Large Language Models (LLMs), with their increasing depth and number of parameters, have demonstrated outstanding performance across a variety of natural language processing tasks. However, this growth in scale leads to increased computational demands, particularly during inference and fine-tuning. To address these challenges, we introduce EchoAtt, a novel framework aimed at optimizing transformer-based models by analyzing and leveraging the similarity of attention patterns across layers. Our analysis reveals that many inner layers in LLMs, especially larger ones, exhibit highly similar attention matrices. By exploiting this similarity, EchoAtt enables the sharing of attention matrices in less critical layers, significantly reducing computational requirements without compromising performance. We incorporate this approach within a knowledge distillation setup, where a pre-trained teacher model guides the training of a smaller student model. The student model selectively shares attention matrices in layers with high similarity while inheriting key parameters from the teacher. Our best results with TinyLLaMA-1.1B demonstrate that EchoAtt improves inference speed by 15\%, training speed by 25\%, and reduces the number of parameters by approximately 4\%, all while improving zero-shot performance. These findings highlight the potential of attention matrix sharing to enhance the efficiency of LLMs, making them more practical for real-time and resource-limited applications.
Paper Structure (15 sections, 3 equations, 3 figures, 6 tables)

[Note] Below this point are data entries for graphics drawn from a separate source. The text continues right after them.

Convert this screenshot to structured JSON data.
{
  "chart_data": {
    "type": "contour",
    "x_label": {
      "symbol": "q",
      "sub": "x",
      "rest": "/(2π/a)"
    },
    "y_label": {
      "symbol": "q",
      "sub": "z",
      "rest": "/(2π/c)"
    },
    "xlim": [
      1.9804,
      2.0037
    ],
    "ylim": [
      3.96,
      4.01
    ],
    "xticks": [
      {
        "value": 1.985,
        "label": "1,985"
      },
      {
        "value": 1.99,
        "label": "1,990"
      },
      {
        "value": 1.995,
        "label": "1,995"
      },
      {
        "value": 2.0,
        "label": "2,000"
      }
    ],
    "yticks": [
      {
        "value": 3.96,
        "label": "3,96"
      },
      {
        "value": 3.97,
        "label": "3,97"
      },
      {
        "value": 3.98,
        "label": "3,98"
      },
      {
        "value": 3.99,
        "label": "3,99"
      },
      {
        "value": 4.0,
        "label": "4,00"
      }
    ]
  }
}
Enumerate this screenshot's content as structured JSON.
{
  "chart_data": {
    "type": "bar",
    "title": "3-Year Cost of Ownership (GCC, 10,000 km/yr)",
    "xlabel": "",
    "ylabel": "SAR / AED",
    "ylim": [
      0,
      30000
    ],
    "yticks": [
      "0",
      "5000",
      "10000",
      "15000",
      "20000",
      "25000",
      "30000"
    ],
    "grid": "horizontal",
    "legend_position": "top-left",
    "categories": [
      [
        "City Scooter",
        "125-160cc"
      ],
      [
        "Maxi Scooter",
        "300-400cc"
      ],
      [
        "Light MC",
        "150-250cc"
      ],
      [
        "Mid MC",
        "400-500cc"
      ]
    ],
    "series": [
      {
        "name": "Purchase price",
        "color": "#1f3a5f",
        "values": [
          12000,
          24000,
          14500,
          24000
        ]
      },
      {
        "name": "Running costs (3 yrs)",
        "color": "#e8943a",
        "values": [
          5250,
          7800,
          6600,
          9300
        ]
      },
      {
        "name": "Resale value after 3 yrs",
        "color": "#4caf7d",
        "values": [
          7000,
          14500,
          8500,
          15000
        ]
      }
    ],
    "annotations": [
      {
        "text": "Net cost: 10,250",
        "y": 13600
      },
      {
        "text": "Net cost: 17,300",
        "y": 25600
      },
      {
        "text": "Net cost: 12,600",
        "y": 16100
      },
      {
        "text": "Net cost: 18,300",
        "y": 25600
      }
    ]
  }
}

This paper contains 15 sections, 3 equations, 3 figures, 6 tables.

Table of Contents

  1. Introduction
  2. Analysis
  3. Method: Shared Attention
  4. Model Construction
  5. Shared Attention Blocks
  6. Parameter Sharing Strategy
  7. Knowledge Distillation
  8. Distillation Setup
  9. Evaluations and Results
  10. Experimental Setup
  11. Results
  12. Ablation Study
  13. Conclusion
  14. Hyper-Parameters
  15. Limitation

Figures (3)

  • Figure 1: Average cosine similarities between one layer's attention and other layers' attentions. The results demonstrate that attention scores in some layers are more similar than that of the other layers.
  • Figure 2: Average cosine similarities between the attention matrices of different layers in various LLMs, visualized as upper-triangle matrices. Each entry $[i, j]$ represents the similarity between the attention scores of layer i and layer j, with higher values indicating more similar attention mechanisms. The results highlight attention similarities in inner layers, suggesting potential for sharing attention mechanisms to reduce computational complexity.
  • Figure 3: (a) A standard transformer block, which consists of a single transformer layer. (b) A shared attention block, where multiple transformer layers utilize a single attention mechanism. (c) The architecture of the student and teacher models used in the proposed distillation method.